Salah satu langkah strategis yang dapat ditempuh adalah dengan mengurangi sensitivitas nilai tukar rupiah terhadap dolar AS. Rupiah yang terlalu bergantung pada sentimen global akan selalu menjadi sumber kerentanan. Selain itu, pendalaman pasar keuangan dalam negeri menjadi kunci untuk memperkuat ketahanan sistemik. Peningkatan inklusi keuangan, khususnya di sektor pasar modal, tidak hanya memperluas akses pembiayaan, tetapi juga menciptakan basis investor yang lebih beragam dan stabil.
Mengelola ketidakpastian bukanlah tentang menghindarinya, melainkan tentang membangun ketahanan dan fleksibilitas ekonomi yang adaptif. Indonesia memiliki peluang besar untuk tumbuh lebih kuat jika mampu melaksanakan reformasi struktural secara konsisten. Ke depan, beberapa kebijakan strategis perlu diprioritaskan untuk memperkuat fondasi ekonomi nasional. Pertama, diversifikasi ekonomi harus didorong melalui penguatan sektor manufaktur berbasis ekspor dan pengembangan ekonomi digital yang kompetitif. Kedua, efisiensi dalam belanja negara perlu ditingkatkan agar program-program prioritas tetap berjalan optimal meskipun dalam keterbatasan fiskal. Ketiga, dukungan terhadap UMKM dan sektor informal perlu diperluas agar lebih terintegrasi dengan sistem keuangan nasional, sehingga daya saing dan kontribusinya terhadap perekonomian meningkat. Keempat, stabilisasi nilai tukar dan pengendalian inflasi harus ditempuh melalui sinergi kebijakan moneter dan fiskal yang terkoordinasi. Terakhir, penguatan literasi keuangan masyarakat menjadi krusial untuk mendorong partisipasi publik dalam pasar modal dan instrumen keuangan lainnya, sehingga tercipta inklusi keuangan yang lebih luas dan berkelanjutan.

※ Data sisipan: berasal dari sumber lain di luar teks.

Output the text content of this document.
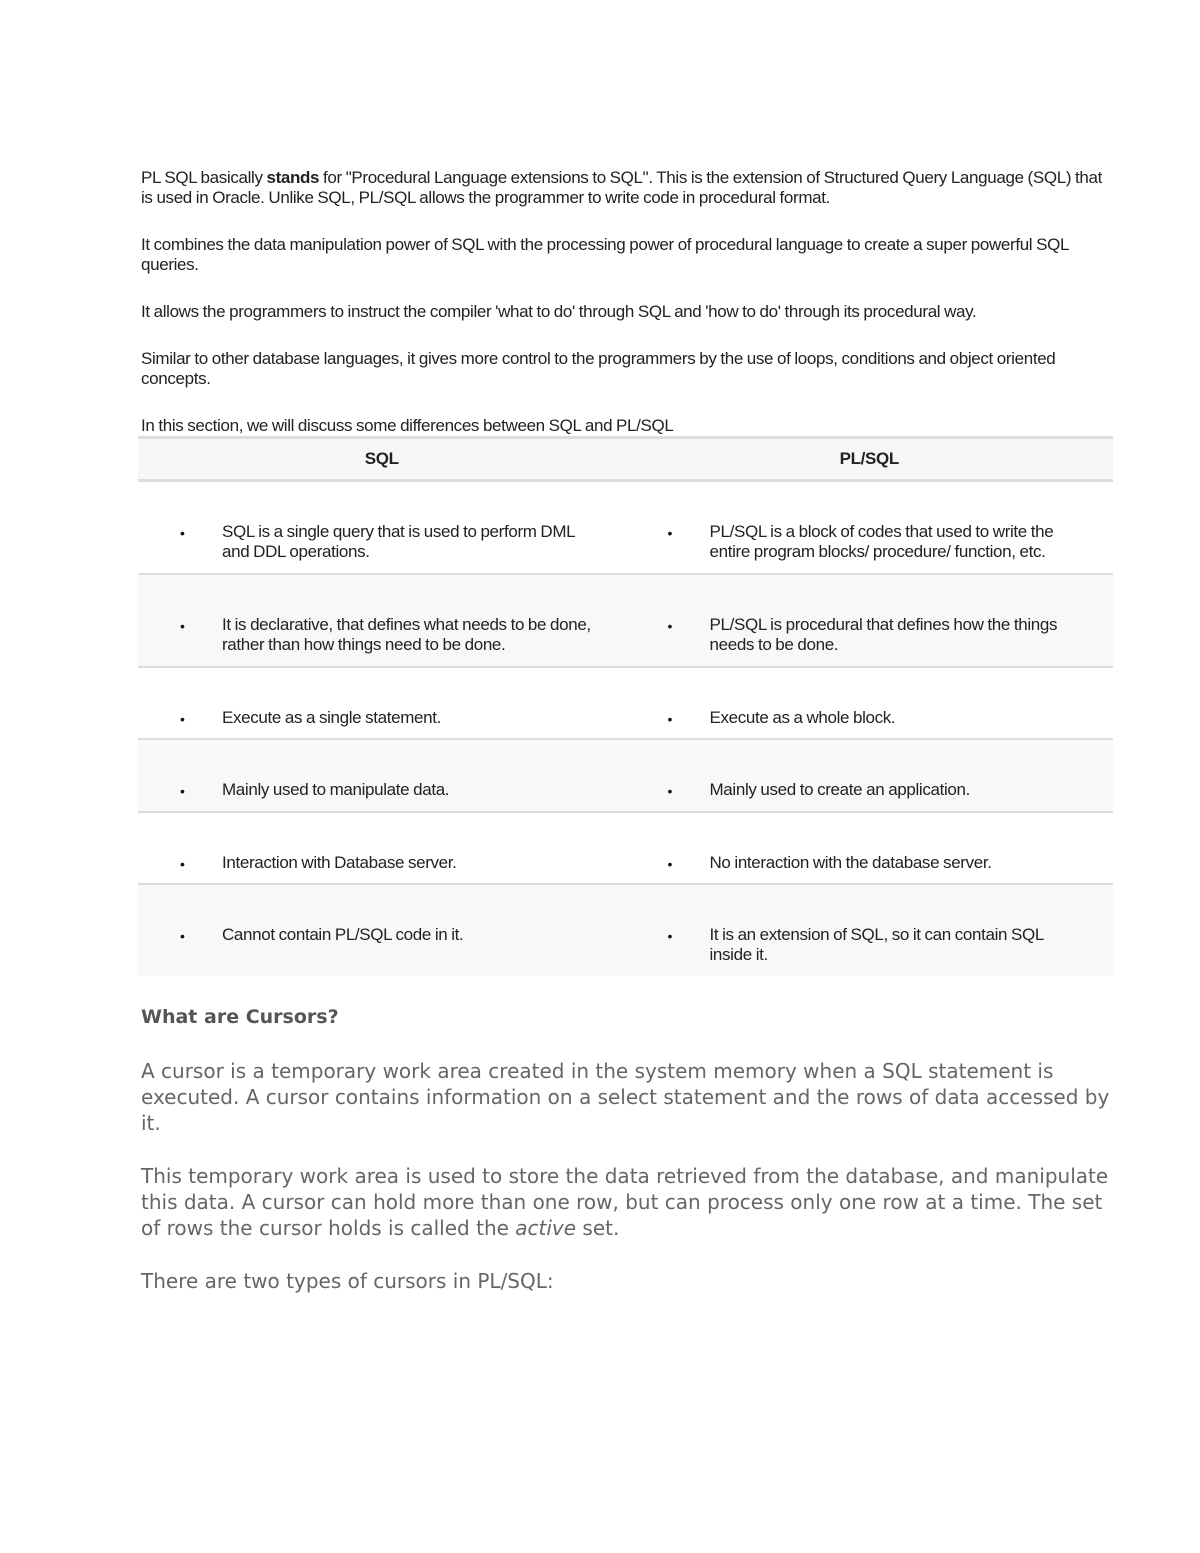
PL SQL basically stands for "Procedural Language extensions to SQL". This is the extension of Structured Query Language (SQL) that is used in Oracle. Unlike SQL, PL/SQL allows the programmer to write code in procedural format.

It combines the data manipulation power of SQL with the processing power of procedural language to create a super powerful SQL queries.

It allows the programmers to instruct the compiler 'what to do' through SQL and 'how to do' through its procedural way.

Similar to other database languages, it gives more control to the programmers by the use of loops, conditions and object oriented concepts.

In this section, we will discuss some differences between SQL and PL/SQL

SQL	PL/SQL

• SQL is a single query that is used to perform DML and DDL operations.	• PL/SQL is a block of codes that used to write the entire program blocks/ procedure/ function, etc.

• It is declarative, that defines what needs to be done, rather than how things need to be done.	• PL/SQL is procedural that defines how the things needs to be done.

• Execute as a single statement.	• Execute as a whole block.

• Mainly used to manipulate data.	• Mainly used to create an application.

• Interaction with Database server.	• No interaction with the database server.

• Cannot contain PL/SQL code in it.	• It is an extension of SQL, so it can contain SQL inside it.
What are Cursors?

A cursor is a temporary work area created in the system memory when a SQL statement is executed. A cursor contains information on a select statement and the rows of data accessed by it.

This temporary work area is used to store the data retrieved from the database, and manipulate this data. A cursor can hold more than one row, but can process only one row at a time. The set of rows the cursor holds is called the active set.

There are two types of cursors in PL/SQL:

Ketidakpastian global adalah keniscayaan yang tidak dapat dihindari, tetapi dapat diantisipasi dengan strategi yang tepat dan kebijakan yang adaptif. Indonesia telah menunjukkan ketangguhan ekonominya, namun mempertahankan dan memperkuat momentum ini memerlukan reformasi struktural yang lebih dalam dan menyeluruh. Keberhasilan ekonomi ke depan sangat bergantung pada keberanian mengambil keputusan berbasis data, keberlanjutan kebijakan yang proaktif, serta keterlibatan seluruh lapisan masyarakat dalam proses pembangunan. Pertumbuhan ekonomi sebesar 4,87 persen di awal 2025 bukan hanya capaian statistik, melainkan sinyal positif bahwa fondasi ekonomi mulai menguat. Namun, untuk menjadikannya pijakan menuju masa depan yang lebih tangguh, Indonesia perlu memastikan pertumbuhan yang tidak hanya tinggi, tetapi juga berkelanjutan, inklusif, dan mampu bertahan dalam menghadapi berbagai guncangan global.